Opera Atelier’s production of (mostly) Purcell’s Dido and Aeneas opened last night at the Elgin. I say “(mostly) Purcell” because director Marshall Pynkoski had decided to add a Prologue. As he explained in his introductory remarks nobody reads Virgil’s Aeneid anymore so it was necessary to play out the back story in a prologue. I find this pretty patronising. It’s not a particularly convoluted story and I would have thought that the gist of the story is well enough known to most opera goers and, you know, some of us have read the Aeneid. Besides, even without detailed knowledge of the back story there’s nothing remotely hard to understand. FWIW the dumbing down carried over into the surtitles with, for example, “Anchises” rendered as “his father”. Anyway we got a prologue spoken by Irene Poole while the orchestra played other Purcell airs followed by a bit of extraneous ballet and poor Chris Enns (Aeneas) and Wallis Giunta (Dido) running around making the stock baroque “woe is me” gesture. I guess it made the piece (plus Marshall’s speech) long enough to justify an intermission, which was taken after what is usually Act 2 Scene 1, but the prologue was neither necessary nor welcome and I think the ensuing intermission was an unnecessary break in the flow of the action.
On to Purcell and Tate’s piece. I don’t agree with Pynkowski that Dido and Aeneas is the greatest opera in English ever written (but then I’ve seen stuff written after 1850) but I do think it’s a very good English (very English) opera and it isn’t improved by being turned into a second rate French ballet lyrique. For almost the whole of the first act there was ballet; the usual remix of OA’s greatest hits, which forced a rigidity into the music that I think is at odds with its essential character. Coupled with the usual highly stylized acting it resulted in an effect that was definitely more Louis XIV’s Versailles than Restoration London. Things did improve in the second half though not before the mandatory castanet dance had been inserted in a truly WTF moment. The acting remained stilted but at least the singers were able to sing with a little more metrical flexibility.
As to the singers, the star was clearly Wallis Giunta. She has a lovely voice and it was most effective when it really mattered i.e. in The Lament where she really took advantage of the freedom from a dance rhythm. She also took some of the classic lines with real relish “Thus by the fatal banks of Nile, weeps the deceitful crocodile” with a real snarl at the end. She also, of course, looked fantastic. It was the usual heaving bosoms aesthetic and Wallis heaves with the best of them. Chris Enns made the most of Aeneas. He doesn’t have a lot to do and he’s not a big, booming Aeneas like, say, Lucas Meacham but he’s pleasing to listen to. Plus any guy who can appear in tights with a pig’s head on a stick and not look utterly idiotic deserves a break. I’m really not sure that Meghan Lindsey was a good choice as Belinda. A mezzo Dido really needs a light, bright soprano foil and Meghan is on the bigger, darker side with rather a lot of vibrato. Laura Pudwell as the Sorceress seemed a bit understated, which is odd. I thought the Mercury episode too needed more menace and eeriness than it got. Her sidekicks, sung by Ellen McAteer and Karine White were a highlight. They had a bit more freedom to move naturally, sang well and generally brightened things up. Cory Knight as the Sailor rounded out the cast effectively enough though the staging of that scene was weird. After all nothing says sailors like long red coats with gilt buttons and knee breeches.

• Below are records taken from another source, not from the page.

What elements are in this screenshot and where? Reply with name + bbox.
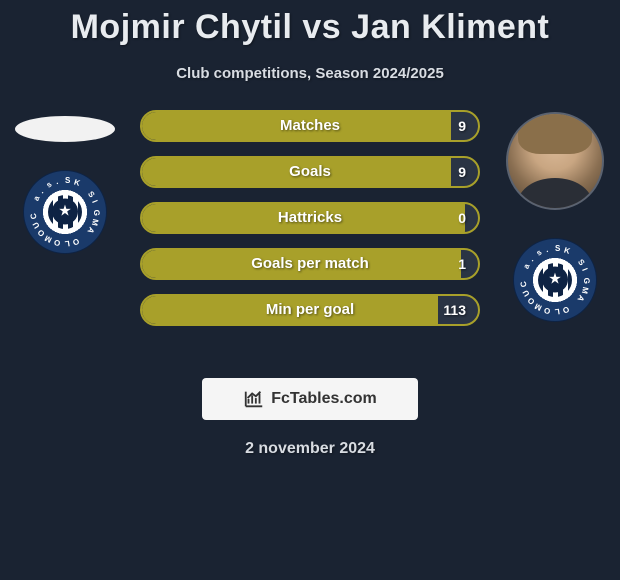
left-player-photo bbox=[15, 116, 115, 142]
watermark: FcTables.com bbox=[202, 378, 418, 420]
left-club-badge: SK SIGMA OLOMOUC a.s. bbox=[23, 170, 107, 254]
stat-row: Hattricks0 bbox=[140, 202, 480, 234]
stat-row: Goals9 bbox=[140, 156, 480, 188]
comparison-area: SK SIGMA OLOMOUC a.s. SK SIGMA OLOMOUC a… bbox=[0, 110, 620, 370]
stat-row: Goals per match1 bbox=[140, 248, 480, 280]
stat-label: Min per goal bbox=[142, 296, 478, 324]
stat-value: 9 bbox=[458, 112, 466, 140]
stat-value: 9 bbox=[458, 158, 466, 186]
chart-icon bbox=[243, 388, 265, 410]
stat-value: 1 bbox=[458, 250, 466, 278]
subtitle: Club competitions, Season 2024/2025 bbox=[0, 65, 620, 82]
stat-label: Matches bbox=[142, 112, 478, 140]
date-line: 2 november 2024 bbox=[0, 440, 620, 458]
watermark-text: FcTables.com bbox=[271, 390, 377, 408]
stat-label: Goals per match bbox=[142, 250, 478, 278]
stat-label: Goals bbox=[142, 158, 478, 186]
left-club-ring-text: SK SIGMA OLOMOUC a.s. bbox=[24, 171, 106, 253]
right-player-photo bbox=[506, 112, 604, 210]
stat-label: Hattricks bbox=[142, 204, 478, 232]
stat-value: 0 bbox=[458, 204, 466, 232]
stats-list: Matches9Goals9Hattricks0Goals per match1… bbox=[140, 110, 480, 340]
right-player-column: SK SIGMA OLOMOUC a.s. bbox=[490, 110, 620, 322]
left-player-column: SK SIGMA OLOMOUC a.s. bbox=[0, 110, 130, 254]
right-club-badge: SK SIGMA OLOMOUC a.s. bbox=[513, 238, 597, 322]
right-club-ring-text: SK SIGMA OLOMOUC a.s. bbox=[514, 239, 596, 321]
page-title: Mojmir Chytil vs Jan Kliment bbox=[0, 0, 620, 47]
stat-row: Matches9 bbox=[140, 110, 480, 142]
stat-row: Min per goal113 bbox=[140, 294, 480, 326]
stat-value: 113 bbox=[443, 296, 466, 324]
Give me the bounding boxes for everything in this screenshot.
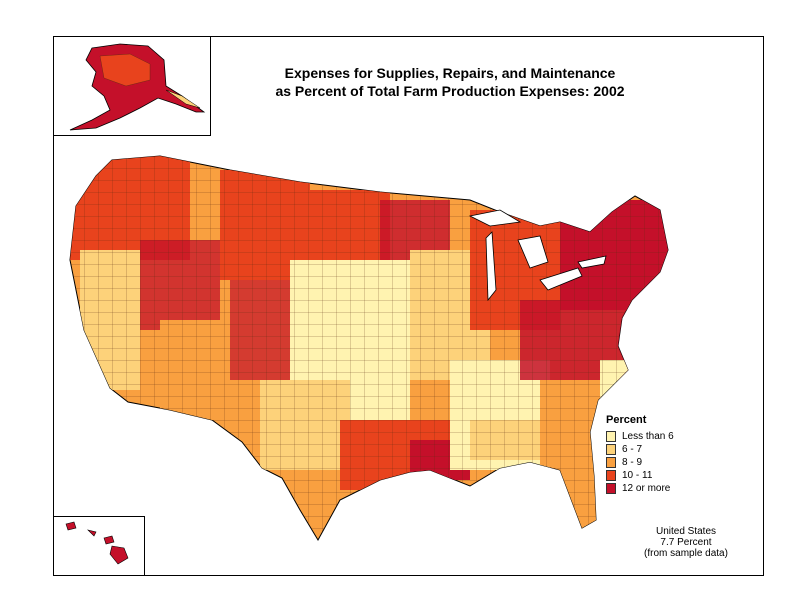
- county-regions: [70, 156, 668, 540]
- legend-label: 8 - 9: [622, 457, 643, 468]
- legend-label: 10 - 11: [622, 470, 653, 481]
- legend-label: Less than 6: [622, 431, 674, 442]
- hawaii-inset: [53, 516, 145, 576]
- legend-swatch: [606, 470, 616, 481]
- title-line-1: Expenses for Supplies, Repairs, and Main…: [284, 65, 616, 81]
- map-title: Expenses for Supplies, Repairs, and Main…: [260, 64, 640, 100]
- alaska-inset: [53, 36, 211, 136]
- legend-swatch: [606, 483, 616, 494]
- legend-item: 10 - 11: [606, 469, 674, 482]
- legend-swatch: [606, 444, 616, 455]
- legend-item: 12 or more: [606, 482, 674, 495]
- note-line-1: United States: [655, 526, 717, 537]
- title-line-2: as Percent of Total Farm Production Expe…: [275, 83, 625, 99]
- note-line-3: (from sample data): [644, 548, 728, 559]
- legend-label: 6 - 7: [622, 444, 643, 455]
- note-line-2: 7.7 Percent: [660, 537, 712, 548]
- legend-item: 8 - 9: [606, 456, 674, 469]
- hawaii-shape: [65, 521, 129, 565]
- legend-title: Percent: [606, 414, 647, 426]
- legend-label: 12 or more: [622, 483, 671, 494]
- legend-item: Less than 6: [606, 430, 674, 443]
- legend-item: 6 - 7: [606, 443, 674, 456]
- us-summary-note: United States 7.7 Percent (from sample d…: [636, 526, 736, 559]
- legend-swatch: [606, 457, 616, 468]
- legend: Percent Less than 6 6 - 7 8 - 9 10 - 11 …: [606, 414, 674, 495]
- legend-swatch: [606, 431, 616, 442]
- great-lakes: [468, 209, 607, 302]
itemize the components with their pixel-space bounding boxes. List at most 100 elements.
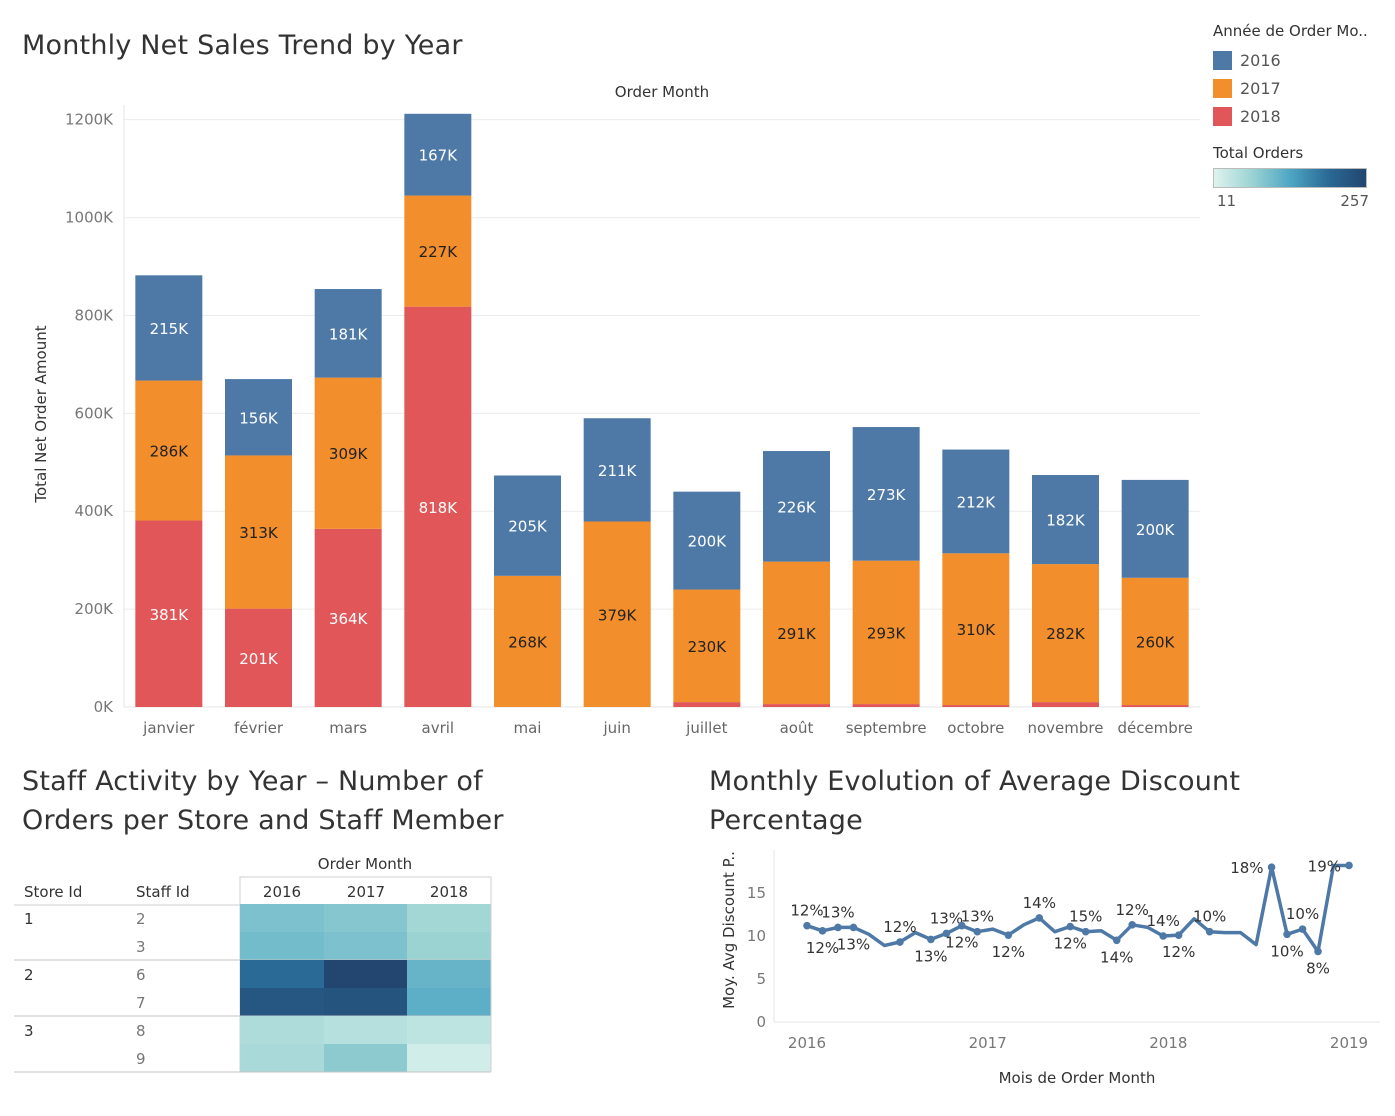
x-tick-label: octobre bbox=[947, 719, 1004, 737]
discount-point bbox=[1174, 931, 1183, 939]
legend-swatch bbox=[1213, 106, 1232, 126]
y-tick-label: 1200K bbox=[65, 111, 114, 129]
y-tick-label: 5 bbox=[756, 970, 766, 988]
discount-point-label: 13% bbox=[914, 947, 947, 965]
bar-2017-décembre bbox=[1121, 577, 1189, 706]
x-tick-label: 2018 bbox=[1149, 1034, 1187, 1052]
net-sales-bar-chart[interactable]: Order Month 0K 200K 400K 600K 800K 1000K 1200K T… bbox=[0, 75, 1210, 745]
legend-label: 2018 bbox=[1240, 106, 1281, 126]
heatmap-cell bbox=[240, 960, 324, 988]
discount-point bbox=[1159, 932, 1167, 940]
x-tick-label: février bbox=[234, 719, 284, 737]
legend-item-2016[interactable]: 2016 bbox=[1213, 46, 1383, 74]
discount-point-label: 10% bbox=[1270, 942, 1303, 960]
bar-2018-juillet bbox=[673, 702, 741, 707]
bar-2017-avril bbox=[404, 195, 472, 307]
heatmap-cell bbox=[240, 1016, 324, 1044]
discount-point bbox=[1004, 931, 1013, 939]
discount-point-label: 13% bbox=[930, 909, 963, 927]
bar-data-label: 364K bbox=[329, 610, 369, 628]
x-tick-label: avril bbox=[422, 719, 455, 737]
legend-swatch bbox=[1213, 50, 1232, 70]
x-tick-label: mars bbox=[329, 719, 367, 737]
bar-2016-septembre bbox=[852, 427, 920, 561]
bar-2018-octobre bbox=[942, 705, 1010, 707]
bar-data-label: 293K bbox=[867, 624, 907, 642]
bar-data-label: 215K bbox=[150, 320, 190, 338]
discount-point bbox=[942, 929, 951, 938]
discount-point bbox=[896, 938, 904, 946]
bar-2018-février bbox=[225, 608, 292, 707]
bar-2017-mai bbox=[494, 575, 561, 707]
discount-point bbox=[1267, 863, 1276, 871]
discount-point bbox=[1128, 921, 1136, 929]
heatmap-cell bbox=[407, 960, 491, 988]
y-tick-label: 0K bbox=[94, 698, 115, 716]
legend-item-2017[interactable]: 2017 bbox=[1213, 74, 1383, 102]
discount-point bbox=[803, 921, 811, 930]
staff-id-label: 6 bbox=[136, 966, 146, 984]
discount-point-label: 12% bbox=[883, 918, 916, 936]
heatmap-cell bbox=[324, 960, 408, 988]
heatmap-col-group-label: Order Month bbox=[318, 855, 412, 873]
discount-point bbox=[1066, 922, 1075, 931]
bar-data-label: 818K bbox=[419, 499, 459, 517]
y-axis-label: Total Net Order Amount bbox=[32, 325, 50, 503]
y-tick-label: 600K bbox=[75, 404, 115, 422]
staff-id-label: 2 bbox=[136, 910, 146, 928]
legend-item-2018[interactable]: 2018 bbox=[1213, 102, 1383, 130]
staff-id-header: Staff Id bbox=[136, 883, 190, 901]
discount-point bbox=[1205, 927, 1214, 936]
discount-point bbox=[1112, 936, 1121, 945]
staff-title-line1: Staff Activity by Year – Number of bbox=[22, 766, 483, 797]
heatmap-cell bbox=[324, 932, 408, 960]
y-tick-label: 800K bbox=[75, 306, 115, 324]
x-tick-label: juillet bbox=[685, 719, 727, 737]
x-tick-label: 2019 bbox=[1330, 1034, 1368, 1052]
bar-data-label: 200K bbox=[688, 533, 728, 551]
bar-data-label: 230K bbox=[688, 638, 728, 656]
staff-id-label: 3 bbox=[136, 938, 146, 956]
discount-point-label: 14% bbox=[1023, 894, 1056, 912]
bar-2017-janvier bbox=[135, 380, 203, 521]
bar-data-label: 309K bbox=[329, 445, 369, 463]
bar-2017-août bbox=[763, 561, 830, 705]
staff-heatmap[interactable]: Order Month Store Id Staff Id 2016 2017 2018 1… bbox=[14, 850, 504, 1080]
bar-2018-août bbox=[763, 704, 830, 707]
bar-data-label: 286K bbox=[150, 443, 190, 461]
bar-data-label: 156K bbox=[239, 409, 279, 427]
bar-data-label: 268K bbox=[508, 633, 548, 651]
bar-data-label: 212K bbox=[957, 493, 997, 511]
bar-data-label: 211K bbox=[598, 462, 638, 480]
discount-point-label: 10% bbox=[1193, 908, 1226, 926]
discount-title-line2: Percentage bbox=[709, 805, 863, 836]
bar-2016-août bbox=[763, 451, 830, 562]
discount-point-label: 12% bbox=[790, 902, 823, 920]
bar-2016-février bbox=[225, 379, 292, 456]
orders-min-label: 11 bbox=[1217, 192, 1237, 210]
discount-point-label: 8% bbox=[1306, 959, 1330, 977]
bar-data-label: 181K bbox=[329, 325, 369, 343]
discount-point-label: 18% bbox=[1230, 859, 1263, 877]
discount-point-label: 15% bbox=[1069, 908, 1102, 926]
legend-swatch bbox=[1213, 78, 1232, 98]
bar-2016-mars bbox=[314, 289, 382, 378]
legend-year-title: Année de Order Mo.. bbox=[1213, 22, 1368, 40]
discount-point-label: 12% bbox=[1116, 901, 1149, 919]
bar-data-label: 226K bbox=[777, 498, 817, 516]
bar-2018-décembre bbox=[1121, 705, 1189, 707]
discount-point-label: 12% bbox=[806, 939, 839, 957]
heatmap-cell bbox=[407, 988, 491, 1016]
discount-point bbox=[973, 927, 982, 936]
heatmap-cell bbox=[240, 904, 324, 932]
bar-data-label: 167K bbox=[419, 147, 459, 165]
orders-color-ramp bbox=[1213, 168, 1367, 188]
heatmap-cell bbox=[240, 1044, 324, 1072]
bar-data-label: 200K bbox=[1136, 521, 1176, 539]
discount-point bbox=[849, 923, 858, 932]
y-axis-label: Moy. Avg Discount P.. bbox=[720, 851, 738, 1009]
discount-point bbox=[1314, 947, 1322, 956]
discount-line-chart[interactable]: 0 5 10 15 2016 2017 2018 2019 Mois de Order Mont… bbox=[700, 840, 1390, 1100]
discount-point-label: 13% bbox=[837, 935, 870, 953]
bar-2016-novembre bbox=[1032, 475, 1099, 565]
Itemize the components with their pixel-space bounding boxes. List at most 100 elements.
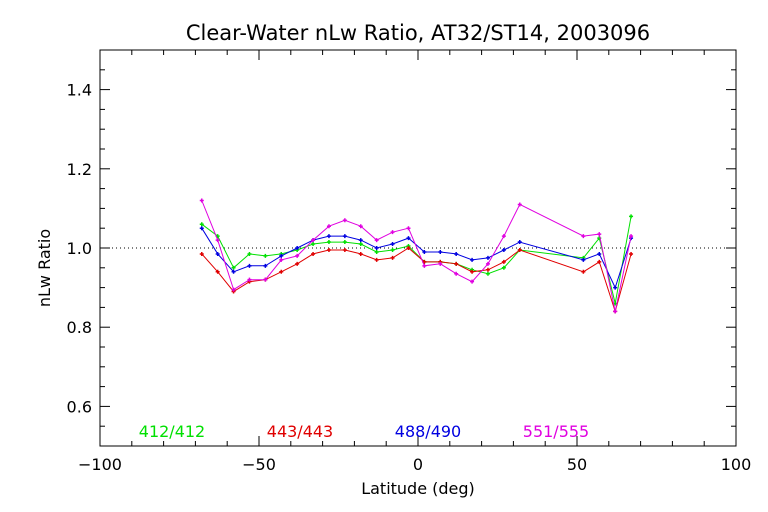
series-point <box>231 269 236 274</box>
series-point <box>199 251 204 256</box>
series-point <box>326 240 331 245</box>
series-point <box>247 263 252 268</box>
series-point <box>581 257 586 262</box>
series-point <box>629 234 634 239</box>
x-tick-label: 50 <box>567 455 587 474</box>
series-point <box>311 238 316 243</box>
y-tick-label: 1.2 <box>67 160 92 179</box>
series-point <box>263 277 268 282</box>
series-point <box>279 269 284 274</box>
series-point <box>263 253 268 258</box>
series-point <box>326 247 331 252</box>
legend-entry: 488/490 <box>395 422 461 441</box>
series-point <box>215 269 220 274</box>
series-point <box>342 234 347 239</box>
series-point <box>342 247 347 252</box>
series-point <box>374 246 379 250</box>
x-tick-label: 100 <box>721 455 752 474</box>
series-3 <box>199 226 634 290</box>
y-axis-label: nLw Ratio <box>35 229 54 307</box>
series-point <box>422 249 427 254</box>
series-point <box>501 259 506 264</box>
series-point <box>501 247 506 252</box>
series-line <box>201 216 632 304</box>
y-tick-label: 0.8 <box>67 318 92 337</box>
series-point <box>390 255 395 260</box>
series-point <box>247 251 252 256</box>
x-axis-label: Latitude (deg) <box>361 479 475 498</box>
series-point <box>406 226 411 231</box>
series-point <box>295 261 300 266</box>
series-point <box>326 224 331 229</box>
series-point <box>485 267 490 272</box>
series-point <box>199 198 204 203</box>
series-group <box>199 198 634 314</box>
series-point <box>613 285 618 290</box>
series-point <box>470 269 475 274</box>
series-point <box>358 224 363 229</box>
series-point <box>501 265 506 270</box>
series-point <box>342 218 347 223</box>
series-4 <box>199 198 634 314</box>
series-point <box>454 271 459 276</box>
chart-title: Clear-Water nLw Ratio, AT32/ST14, 200309… <box>186 21 650 45</box>
x-tick-label: 0 <box>413 455 423 474</box>
series-point <box>597 251 602 256</box>
series-point <box>470 279 475 284</box>
series-point <box>438 249 443 254</box>
series-point <box>597 232 602 237</box>
series-point <box>422 263 427 268</box>
series-point <box>279 257 284 262</box>
series-point <box>247 277 252 282</box>
series-point <box>485 261 490 266</box>
series-point <box>311 242 316 247</box>
series-point <box>263 263 268 268</box>
series-point <box>581 269 586 274</box>
x-tick-label: −100 <box>78 455 122 474</box>
legend-entry: 443/443 <box>267 422 333 441</box>
series-point <box>454 261 459 266</box>
series-point <box>311 251 316 256</box>
x-tick-label: −50 <box>242 455 276 474</box>
series-point <box>581 234 586 239</box>
series-point <box>438 261 443 266</box>
series-point <box>342 240 347 245</box>
series-point <box>406 236 411 241</box>
series-point <box>470 257 475 262</box>
series-point <box>517 247 522 252</box>
series-point <box>485 255 490 260</box>
series-point <box>406 246 411 250</box>
series-point <box>629 251 634 256</box>
series-point <box>597 259 602 264</box>
series-point <box>374 238 379 243</box>
series-point <box>517 240 522 245</box>
series-point <box>629 214 634 219</box>
series-point <box>358 251 363 256</box>
y-tick-label: 0.6 <box>67 397 92 416</box>
series-point <box>231 265 236 270</box>
series-point <box>279 253 284 258</box>
series-point <box>390 230 395 235</box>
series-point <box>485 271 490 276</box>
series-point <box>390 247 395 252</box>
series-point <box>358 238 363 243</box>
series-point <box>517 202 522 207</box>
series-point <box>613 309 618 314</box>
series-point <box>215 251 220 256</box>
series-point <box>358 242 363 247</box>
series-point <box>215 238 220 243</box>
series-point <box>231 287 236 292</box>
y-tick-label: 1.4 <box>67 81 92 100</box>
series-point <box>390 242 395 247</box>
legend-entry: 412/412 <box>139 422 205 441</box>
series-point <box>374 257 379 262</box>
series-point <box>374 249 379 254</box>
legend-entry: 551/555 <box>523 422 589 441</box>
y-tick-label: 1.0 <box>67 239 92 258</box>
series-point <box>454 251 459 256</box>
series-point <box>295 253 300 258</box>
axis-ticks: −100 −50 0 50 100 0.6 0.8 1.0 1.2 1.4 <box>67 49 752 474</box>
series-point <box>199 226 204 231</box>
series-point <box>501 234 506 239</box>
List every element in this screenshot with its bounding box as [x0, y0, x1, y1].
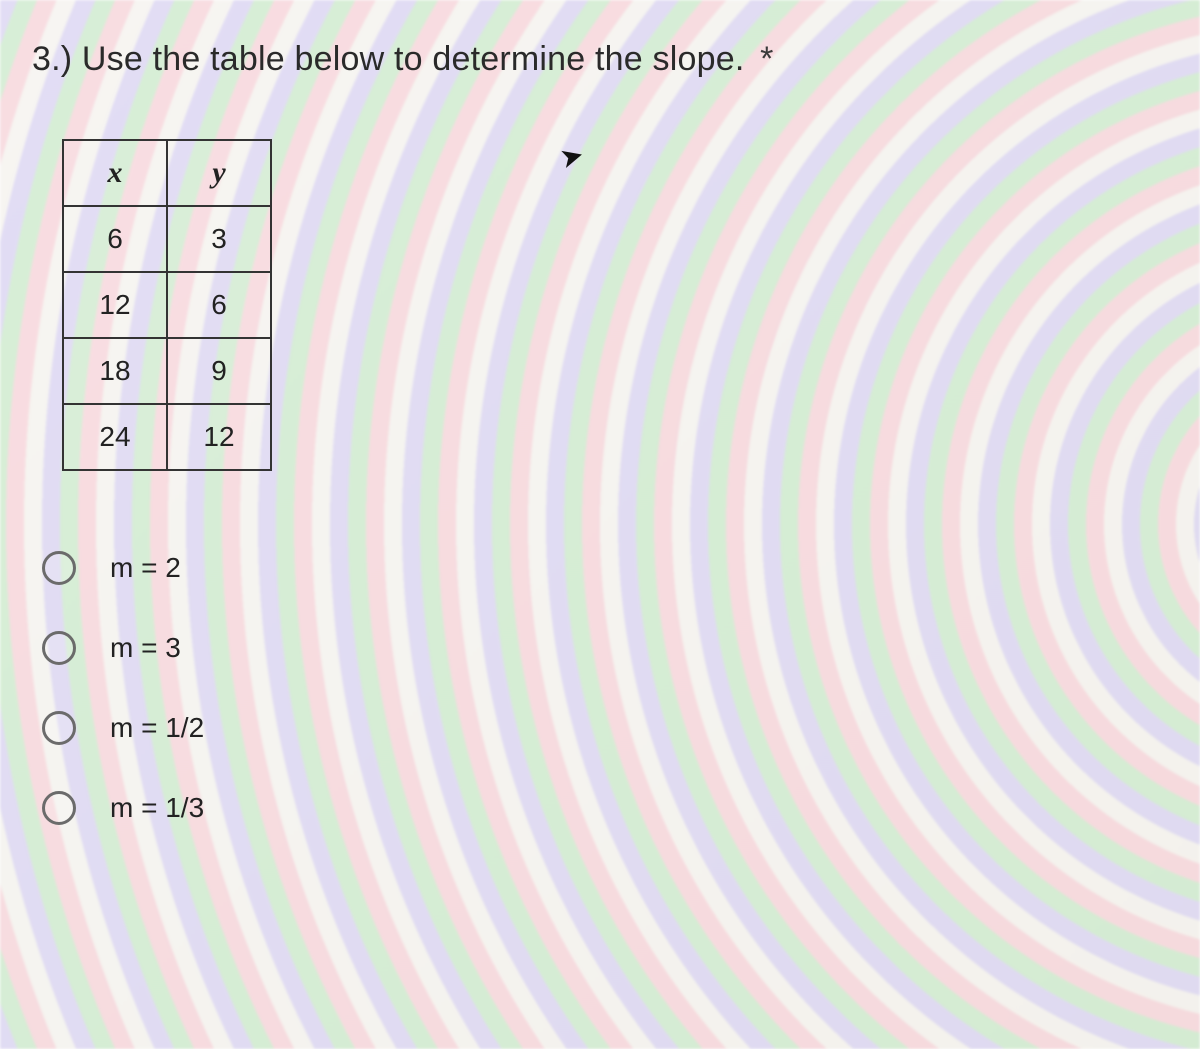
question-title: 3.) Use the table below to determine the…: [32, 40, 1168, 79]
radio-icon: [42, 711, 76, 745]
cell-x: 12: [63, 272, 167, 338]
option-1[interactable]: m = 3: [42, 631, 1168, 665]
option-2[interactable]: m = 1/2: [42, 711, 1168, 745]
xy-table: x y 6 3 12 6 18 9 24 12: [62, 139, 272, 471]
cell-y: 9: [167, 338, 271, 404]
cell-x: 6: [63, 206, 167, 272]
radio-icon: [42, 791, 76, 825]
cell-y: 12: [167, 404, 271, 470]
col-header-y: y: [167, 140, 271, 206]
col-header-x: x: [63, 140, 167, 206]
cell-x: 18: [63, 338, 167, 404]
question-container: 3.) Use the table below to determine the…: [0, 0, 1200, 911]
option-label: m = 3: [110, 632, 181, 664]
cell-y: 3: [167, 206, 271, 272]
cell-x: 24: [63, 404, 167, 470]
cell-y: 6: [167, 272, 271, 338]
question-text: 3.) Use the table below to determine the…: [32, 40, 744, 78]
options-group: m = 2 m = 3 m = 1/2 m = 1/3: [42, 551, 1168, 825]
radio-icon: [42, 631, 76, 665]
option-0[interactable]: m = 2: [42, 551, 1168, 585]
table-row: 12 6: [63, 272, 271, 338]
option-label: m = 1/3: [110, 792, 204, 824]
radio-icon: [42, 551, 76, 585]
option-label: m = 2: [110, 552, 181, 584]
table-header-row: x y: [63, 140, 271, 206]
table-row: 24 12: [63, 404, 271, 470]
option-label: m = 1/2: [110, 712, 204, 744]
table-row: 6 3: [63, 206, 271, 272]
required-marker: *: [760, 40, 773, 78]
table-row: 18 9: [63, 338, 271, 404]
option-3[interactable]: m = 1/3: [42, 791, 1168, 825]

I’m not sure about the decision to use a small male chorus supplemented by a relatively large children’s chorus. (singing from the boxes as usual). The myth that Dido and Aeneas was composed for a girls’ school dies hard. I think I would have preferred a smaller group and a more focussed sound though part of the issue may be the problematic Elgin acoustic. Tafelmusik were their usual excellent selves. David Fallis conducted. I think a lot of his choices must have been constrained by the amount of dance on stage. There was a rigidity I find alien to a piece steeped in a more flexible English musical tradition.
So, in summary, it’s Dido and Aeneas crammed into the Opera Atelier straitjacket and I realise that complaining about that at this point is like complaining that Andrew Lloyd Webber recycles the same tunes over and over. So it goes
Photo credits: Bruce Zinger
No comment about the sailor with the boat on his head?
(I enjoyed it, don’t get me wrong, but that was weird.)
Funnily enough it’s not even especially original. Atom Egoyan did something similar in his Così.
I’ve read that Purcell originally had a prologue for Dido and Aeneas for performances around 1689 and in the early 1700s. Apparently the prologue became lost six decades after Purcell composed the music, libretto by Nahum Tate. Interesting that director Marshall Pynkowski restored a prologue to Opera Atelier’s excellent production.
I should say add more correctly, that the prologue (and part of act 2 and some dances) were lost within six decades, and it has been suggested that the original prologue was lost before 1710. (Curtis A.Price, author of Henry Purcell and the London Stage, pages 239–245.)